The legislators expressed concern that the outlined priorities were too many to be efficiently implemented given the current state of the economy.
The priority areas are education, agriculture, livestock and fisheries, energy, infrastructure development and industrial development.
Others are health, water, lands, housing and settlements, human resource development, science and technology, financial services and cross cutting issues.
Bariadi West Member of Parliament Andrew Chenge (CCM) said the government should select a few priorities which will be included in the five-year strategic development plan to make an impact on the economy.
“It is not that other priorities are of less importance, but the government should focus on areas which will promote growth of the economy,” he said.
Chenge proposed the priorities as infrastructure, water, education, agriculture and health.
Wawi legislator Hamad Rashid (CUF) said the budget priorities outlined do not correspond with the five-year strategic development plan (2011/12-2015/2016).
He called on the government to be focused in selecting priorities which would help to boost the country’s economy, recommending education, energy, agriculture and infrastructure as crucial economic drivers.
Rashid however, stressed discipline in decision making by holding accountable government officials who fail to implement government decisions.
A Member of Parliament for Ilala, Mussa Zungu (CCM) said the government should direct agricultural efforts to regions which receive sufficient rains to produce enough food for internal consumption and a surplus to sell outside the country.
“Currently, ‘Kilimo Kwanza’ is about power tillers …this is a plan for a few people …there are so many things to be done for the realisation of the initiative including investing in irrigation …the problem is not rain, it is about water management,” Zungu insisted.
Singida East MP Tundu Lissu (Chadema) said the budget priorities were not effectively implemented, citing last year’s budget for education whereby only 30bn/- out of 55bn/- was set aside for secondary and primary schools.
Nzega Member of Parliament Dr Hamis Kigwangwalla (CCM) said priorities should not exceed five for the country to build a self reliant economy.
He said the first priority should be stabilising energy followed by improvement of port infrastructure. The third priority should be boosting agriculture by investing in irrigation rather than power tillers and tractors.
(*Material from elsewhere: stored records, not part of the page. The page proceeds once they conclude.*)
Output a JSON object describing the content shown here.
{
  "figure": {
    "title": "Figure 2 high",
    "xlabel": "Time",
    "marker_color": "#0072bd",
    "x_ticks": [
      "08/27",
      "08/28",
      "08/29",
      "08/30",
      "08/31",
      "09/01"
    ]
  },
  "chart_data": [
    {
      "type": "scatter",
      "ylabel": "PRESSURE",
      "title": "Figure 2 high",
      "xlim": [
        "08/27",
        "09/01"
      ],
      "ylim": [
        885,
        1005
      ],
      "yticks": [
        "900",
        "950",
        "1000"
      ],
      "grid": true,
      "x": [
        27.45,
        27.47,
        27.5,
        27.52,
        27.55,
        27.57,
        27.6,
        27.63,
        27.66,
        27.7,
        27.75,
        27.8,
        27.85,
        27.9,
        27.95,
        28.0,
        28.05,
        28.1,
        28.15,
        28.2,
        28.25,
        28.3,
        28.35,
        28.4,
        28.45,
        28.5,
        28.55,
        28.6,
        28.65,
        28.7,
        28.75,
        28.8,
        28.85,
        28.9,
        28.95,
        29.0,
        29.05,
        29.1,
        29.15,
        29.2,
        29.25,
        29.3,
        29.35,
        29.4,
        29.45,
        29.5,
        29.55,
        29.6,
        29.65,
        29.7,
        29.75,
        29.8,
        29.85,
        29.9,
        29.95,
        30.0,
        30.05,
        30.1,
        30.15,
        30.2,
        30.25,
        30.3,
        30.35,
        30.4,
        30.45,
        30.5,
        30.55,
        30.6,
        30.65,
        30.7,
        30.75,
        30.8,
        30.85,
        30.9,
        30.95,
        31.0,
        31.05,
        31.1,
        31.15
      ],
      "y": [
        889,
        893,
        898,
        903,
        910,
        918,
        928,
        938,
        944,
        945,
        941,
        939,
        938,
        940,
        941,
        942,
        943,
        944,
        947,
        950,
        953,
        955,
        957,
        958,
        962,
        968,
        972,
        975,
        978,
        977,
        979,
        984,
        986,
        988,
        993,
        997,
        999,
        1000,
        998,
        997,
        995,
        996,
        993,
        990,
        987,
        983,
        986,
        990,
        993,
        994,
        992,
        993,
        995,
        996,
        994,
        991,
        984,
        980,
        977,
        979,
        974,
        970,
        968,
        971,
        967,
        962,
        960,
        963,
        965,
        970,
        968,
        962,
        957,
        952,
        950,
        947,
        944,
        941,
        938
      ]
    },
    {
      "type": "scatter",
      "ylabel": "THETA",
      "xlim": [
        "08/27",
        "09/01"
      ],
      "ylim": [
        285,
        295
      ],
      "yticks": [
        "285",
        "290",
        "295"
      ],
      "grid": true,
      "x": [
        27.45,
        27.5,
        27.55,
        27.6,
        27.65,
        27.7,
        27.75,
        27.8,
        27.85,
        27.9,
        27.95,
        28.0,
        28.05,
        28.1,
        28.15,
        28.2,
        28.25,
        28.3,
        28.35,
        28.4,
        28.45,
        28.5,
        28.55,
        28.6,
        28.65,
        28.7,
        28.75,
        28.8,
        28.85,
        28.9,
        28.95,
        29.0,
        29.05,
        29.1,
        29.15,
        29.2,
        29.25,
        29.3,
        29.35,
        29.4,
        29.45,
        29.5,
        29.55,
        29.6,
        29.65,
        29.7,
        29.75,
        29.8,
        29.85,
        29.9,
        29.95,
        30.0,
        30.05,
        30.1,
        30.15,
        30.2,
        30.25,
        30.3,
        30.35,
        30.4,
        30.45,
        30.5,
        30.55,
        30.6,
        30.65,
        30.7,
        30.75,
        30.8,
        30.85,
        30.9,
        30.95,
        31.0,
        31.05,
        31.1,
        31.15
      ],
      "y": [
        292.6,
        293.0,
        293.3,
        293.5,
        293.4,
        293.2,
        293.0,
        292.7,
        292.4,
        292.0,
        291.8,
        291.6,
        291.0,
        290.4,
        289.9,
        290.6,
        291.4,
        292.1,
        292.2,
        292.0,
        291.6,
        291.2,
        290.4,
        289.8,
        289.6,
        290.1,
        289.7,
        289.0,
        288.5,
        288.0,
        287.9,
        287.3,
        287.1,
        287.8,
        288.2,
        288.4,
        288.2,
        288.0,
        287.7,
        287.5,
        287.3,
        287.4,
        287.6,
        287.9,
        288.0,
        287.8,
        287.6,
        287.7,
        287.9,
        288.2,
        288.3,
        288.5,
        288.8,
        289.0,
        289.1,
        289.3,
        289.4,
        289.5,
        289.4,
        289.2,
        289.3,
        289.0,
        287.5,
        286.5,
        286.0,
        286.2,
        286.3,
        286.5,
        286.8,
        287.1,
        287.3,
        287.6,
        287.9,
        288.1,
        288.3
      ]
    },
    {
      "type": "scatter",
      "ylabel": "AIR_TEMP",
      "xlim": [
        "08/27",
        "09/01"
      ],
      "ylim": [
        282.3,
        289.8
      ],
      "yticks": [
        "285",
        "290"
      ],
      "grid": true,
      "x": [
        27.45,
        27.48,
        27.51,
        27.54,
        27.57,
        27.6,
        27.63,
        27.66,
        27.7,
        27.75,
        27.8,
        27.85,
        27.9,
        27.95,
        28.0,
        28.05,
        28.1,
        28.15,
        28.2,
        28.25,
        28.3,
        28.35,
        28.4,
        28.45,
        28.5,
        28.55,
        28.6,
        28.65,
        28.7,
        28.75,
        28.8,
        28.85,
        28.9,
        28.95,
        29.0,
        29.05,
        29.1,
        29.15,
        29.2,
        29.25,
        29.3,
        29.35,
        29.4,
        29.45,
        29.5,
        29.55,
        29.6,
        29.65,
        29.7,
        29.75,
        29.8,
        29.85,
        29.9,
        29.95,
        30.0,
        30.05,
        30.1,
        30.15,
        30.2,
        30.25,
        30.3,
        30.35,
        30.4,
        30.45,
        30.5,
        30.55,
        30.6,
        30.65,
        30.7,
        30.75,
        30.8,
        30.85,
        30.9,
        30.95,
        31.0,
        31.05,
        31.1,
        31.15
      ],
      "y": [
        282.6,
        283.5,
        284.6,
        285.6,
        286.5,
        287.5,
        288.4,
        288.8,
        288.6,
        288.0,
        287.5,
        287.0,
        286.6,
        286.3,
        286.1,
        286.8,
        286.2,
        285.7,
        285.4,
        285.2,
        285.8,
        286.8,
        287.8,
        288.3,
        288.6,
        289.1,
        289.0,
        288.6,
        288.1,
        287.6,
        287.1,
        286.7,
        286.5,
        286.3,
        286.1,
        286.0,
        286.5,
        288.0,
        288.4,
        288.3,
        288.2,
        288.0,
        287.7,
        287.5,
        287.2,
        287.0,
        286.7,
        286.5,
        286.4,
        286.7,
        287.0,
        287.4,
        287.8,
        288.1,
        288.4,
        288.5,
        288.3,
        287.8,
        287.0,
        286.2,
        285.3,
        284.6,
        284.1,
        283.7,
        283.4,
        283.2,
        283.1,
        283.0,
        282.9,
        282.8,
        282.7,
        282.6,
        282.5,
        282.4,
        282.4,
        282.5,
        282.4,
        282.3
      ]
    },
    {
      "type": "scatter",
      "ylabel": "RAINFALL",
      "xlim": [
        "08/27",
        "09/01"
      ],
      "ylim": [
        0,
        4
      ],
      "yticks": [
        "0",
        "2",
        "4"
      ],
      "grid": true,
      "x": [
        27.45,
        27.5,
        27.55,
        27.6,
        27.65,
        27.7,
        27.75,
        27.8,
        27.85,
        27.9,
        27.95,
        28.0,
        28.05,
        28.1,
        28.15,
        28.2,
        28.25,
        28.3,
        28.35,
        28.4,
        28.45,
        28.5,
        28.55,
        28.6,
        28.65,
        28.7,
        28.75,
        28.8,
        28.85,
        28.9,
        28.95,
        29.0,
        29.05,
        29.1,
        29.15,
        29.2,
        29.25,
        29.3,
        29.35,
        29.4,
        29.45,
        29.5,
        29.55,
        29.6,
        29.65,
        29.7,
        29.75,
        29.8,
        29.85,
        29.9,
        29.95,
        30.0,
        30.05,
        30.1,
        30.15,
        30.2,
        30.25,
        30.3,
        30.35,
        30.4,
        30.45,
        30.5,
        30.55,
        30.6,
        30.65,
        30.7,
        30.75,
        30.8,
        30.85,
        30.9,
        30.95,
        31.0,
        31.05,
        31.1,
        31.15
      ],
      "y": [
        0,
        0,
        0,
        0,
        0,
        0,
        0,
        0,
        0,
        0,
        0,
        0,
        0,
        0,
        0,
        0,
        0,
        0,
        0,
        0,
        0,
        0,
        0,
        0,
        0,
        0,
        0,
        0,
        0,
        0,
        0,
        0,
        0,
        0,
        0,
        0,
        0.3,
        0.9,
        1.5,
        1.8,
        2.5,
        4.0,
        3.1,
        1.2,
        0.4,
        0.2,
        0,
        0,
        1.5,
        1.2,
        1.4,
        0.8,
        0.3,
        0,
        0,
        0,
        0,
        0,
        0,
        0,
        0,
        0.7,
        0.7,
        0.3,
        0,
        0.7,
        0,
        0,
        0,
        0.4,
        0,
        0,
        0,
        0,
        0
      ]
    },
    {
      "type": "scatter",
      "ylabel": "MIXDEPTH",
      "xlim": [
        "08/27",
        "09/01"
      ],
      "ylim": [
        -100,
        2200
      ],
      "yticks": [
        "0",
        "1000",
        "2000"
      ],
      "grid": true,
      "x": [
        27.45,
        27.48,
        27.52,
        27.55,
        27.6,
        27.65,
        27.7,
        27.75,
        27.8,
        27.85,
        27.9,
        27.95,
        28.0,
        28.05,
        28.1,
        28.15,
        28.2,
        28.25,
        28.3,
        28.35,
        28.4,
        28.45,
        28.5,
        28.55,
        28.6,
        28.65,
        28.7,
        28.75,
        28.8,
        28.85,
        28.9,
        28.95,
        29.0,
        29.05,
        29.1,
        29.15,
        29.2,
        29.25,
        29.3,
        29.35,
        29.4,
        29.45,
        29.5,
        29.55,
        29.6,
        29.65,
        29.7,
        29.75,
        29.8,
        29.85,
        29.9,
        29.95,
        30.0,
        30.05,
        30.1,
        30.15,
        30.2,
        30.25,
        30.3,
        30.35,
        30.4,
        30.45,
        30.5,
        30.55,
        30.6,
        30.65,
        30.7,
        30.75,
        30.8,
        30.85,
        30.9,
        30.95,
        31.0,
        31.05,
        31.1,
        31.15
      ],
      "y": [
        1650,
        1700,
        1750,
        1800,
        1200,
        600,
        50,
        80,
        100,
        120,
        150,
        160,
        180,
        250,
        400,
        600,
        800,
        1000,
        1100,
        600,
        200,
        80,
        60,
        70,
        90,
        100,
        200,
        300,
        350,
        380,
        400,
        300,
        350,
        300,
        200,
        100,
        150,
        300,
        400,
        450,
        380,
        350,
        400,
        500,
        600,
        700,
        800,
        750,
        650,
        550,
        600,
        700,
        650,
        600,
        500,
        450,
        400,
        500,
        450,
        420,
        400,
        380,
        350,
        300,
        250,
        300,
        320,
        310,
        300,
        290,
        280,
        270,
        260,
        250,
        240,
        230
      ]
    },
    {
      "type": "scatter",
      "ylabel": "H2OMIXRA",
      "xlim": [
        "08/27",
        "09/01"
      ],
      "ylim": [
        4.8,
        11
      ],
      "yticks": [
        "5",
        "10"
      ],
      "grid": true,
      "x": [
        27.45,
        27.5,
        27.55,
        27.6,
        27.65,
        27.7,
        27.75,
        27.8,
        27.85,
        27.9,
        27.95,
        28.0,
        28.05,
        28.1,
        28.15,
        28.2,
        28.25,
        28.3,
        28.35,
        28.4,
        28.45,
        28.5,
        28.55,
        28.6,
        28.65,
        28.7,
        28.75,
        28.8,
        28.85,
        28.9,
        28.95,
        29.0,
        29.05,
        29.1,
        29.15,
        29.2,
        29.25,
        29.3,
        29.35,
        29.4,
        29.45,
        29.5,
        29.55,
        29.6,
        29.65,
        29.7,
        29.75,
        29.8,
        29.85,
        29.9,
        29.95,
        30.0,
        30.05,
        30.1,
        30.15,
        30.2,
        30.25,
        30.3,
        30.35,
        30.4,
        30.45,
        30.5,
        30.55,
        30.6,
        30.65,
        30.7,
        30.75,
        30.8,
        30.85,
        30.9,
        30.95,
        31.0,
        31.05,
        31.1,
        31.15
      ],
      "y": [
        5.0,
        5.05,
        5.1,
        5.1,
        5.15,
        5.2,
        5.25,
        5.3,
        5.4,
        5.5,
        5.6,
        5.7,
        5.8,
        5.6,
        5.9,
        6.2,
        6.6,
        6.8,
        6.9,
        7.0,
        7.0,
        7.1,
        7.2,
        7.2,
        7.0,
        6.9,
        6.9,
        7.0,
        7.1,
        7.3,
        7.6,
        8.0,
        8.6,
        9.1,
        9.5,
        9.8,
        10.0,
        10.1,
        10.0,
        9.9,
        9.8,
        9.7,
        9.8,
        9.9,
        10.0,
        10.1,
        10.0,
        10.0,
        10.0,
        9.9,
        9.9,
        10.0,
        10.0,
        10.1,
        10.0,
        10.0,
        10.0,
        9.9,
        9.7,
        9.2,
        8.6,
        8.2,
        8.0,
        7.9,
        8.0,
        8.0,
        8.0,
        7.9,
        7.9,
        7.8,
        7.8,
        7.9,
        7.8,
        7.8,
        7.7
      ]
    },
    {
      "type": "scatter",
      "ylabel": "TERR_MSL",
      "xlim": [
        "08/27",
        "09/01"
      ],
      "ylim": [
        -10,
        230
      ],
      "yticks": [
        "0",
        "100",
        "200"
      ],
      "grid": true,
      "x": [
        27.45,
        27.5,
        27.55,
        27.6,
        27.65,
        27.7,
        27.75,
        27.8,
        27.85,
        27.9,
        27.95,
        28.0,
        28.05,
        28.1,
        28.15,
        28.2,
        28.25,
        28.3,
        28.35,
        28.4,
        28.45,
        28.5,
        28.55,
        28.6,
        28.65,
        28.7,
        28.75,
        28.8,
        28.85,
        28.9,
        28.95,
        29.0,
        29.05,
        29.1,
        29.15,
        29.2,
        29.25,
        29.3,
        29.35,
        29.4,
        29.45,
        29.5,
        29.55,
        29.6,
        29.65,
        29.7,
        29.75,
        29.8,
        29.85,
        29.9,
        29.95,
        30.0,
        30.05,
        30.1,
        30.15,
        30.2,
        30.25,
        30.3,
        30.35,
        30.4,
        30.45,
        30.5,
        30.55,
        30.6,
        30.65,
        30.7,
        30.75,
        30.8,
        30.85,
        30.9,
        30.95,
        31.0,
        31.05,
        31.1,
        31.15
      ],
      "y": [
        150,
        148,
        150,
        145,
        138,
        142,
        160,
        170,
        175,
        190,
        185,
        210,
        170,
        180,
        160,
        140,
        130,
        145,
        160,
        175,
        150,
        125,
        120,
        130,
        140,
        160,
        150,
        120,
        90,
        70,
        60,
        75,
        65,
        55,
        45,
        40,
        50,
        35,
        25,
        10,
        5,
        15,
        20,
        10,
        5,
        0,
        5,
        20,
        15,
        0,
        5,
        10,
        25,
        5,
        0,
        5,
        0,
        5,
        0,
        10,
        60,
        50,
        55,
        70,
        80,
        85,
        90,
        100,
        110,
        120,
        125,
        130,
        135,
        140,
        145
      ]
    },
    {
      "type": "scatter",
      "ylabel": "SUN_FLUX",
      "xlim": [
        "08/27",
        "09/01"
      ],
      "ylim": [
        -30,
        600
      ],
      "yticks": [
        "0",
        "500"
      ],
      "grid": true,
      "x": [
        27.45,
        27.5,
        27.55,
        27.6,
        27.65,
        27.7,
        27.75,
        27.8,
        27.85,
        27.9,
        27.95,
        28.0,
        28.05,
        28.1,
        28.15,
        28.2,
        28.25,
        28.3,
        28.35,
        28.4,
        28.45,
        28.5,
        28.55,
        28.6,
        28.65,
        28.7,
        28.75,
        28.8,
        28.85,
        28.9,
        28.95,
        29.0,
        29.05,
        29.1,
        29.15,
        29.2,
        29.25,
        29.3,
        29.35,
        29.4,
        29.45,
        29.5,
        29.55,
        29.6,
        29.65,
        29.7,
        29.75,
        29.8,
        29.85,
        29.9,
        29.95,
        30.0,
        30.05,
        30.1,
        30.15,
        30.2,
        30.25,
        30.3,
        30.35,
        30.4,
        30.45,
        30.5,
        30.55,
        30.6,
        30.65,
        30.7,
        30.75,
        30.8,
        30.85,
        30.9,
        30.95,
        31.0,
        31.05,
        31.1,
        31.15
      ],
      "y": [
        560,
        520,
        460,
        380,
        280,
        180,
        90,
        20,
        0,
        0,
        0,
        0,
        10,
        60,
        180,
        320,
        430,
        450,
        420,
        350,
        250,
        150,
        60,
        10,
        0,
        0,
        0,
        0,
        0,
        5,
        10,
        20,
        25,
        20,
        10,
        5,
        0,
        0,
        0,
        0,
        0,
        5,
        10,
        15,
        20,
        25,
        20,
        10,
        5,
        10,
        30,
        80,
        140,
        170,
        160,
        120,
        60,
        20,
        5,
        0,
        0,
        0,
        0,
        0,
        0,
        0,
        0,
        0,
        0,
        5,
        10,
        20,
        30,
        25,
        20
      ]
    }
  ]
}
The legislator for Mbozi –West Godfrey Zambi (CCM) said the budget plan should take into account the promises made by the president during the election campaigns such as provision of water, roads and energy to maintain public trust.
He also noted that the budget should consider the Abuja declaration on health that the budget should be 15 per cent and Maputo declaration which requires member countries to set aside 10 per cent of the budget for agriculture and one per cent for human resources development.
Meanwhile, Minister Mkulo told the MPs that there will be a deficit of 510,417m/- in this year’s budget (2010/11) according to a government review.
He also said there will be an increase of 180,000m/- comprising salaries for the 9,226 newly employed secondary school and college teachers and salary increases for other public servants.
Mkulo said the government will be forced to slash the government expenditure budget by 510,417m/- to close the gap, explaining that 272,000m/- will be recovered from various charges of the Consolidated Fund and interest payments, while 238,417m/- will be deducted from various votes.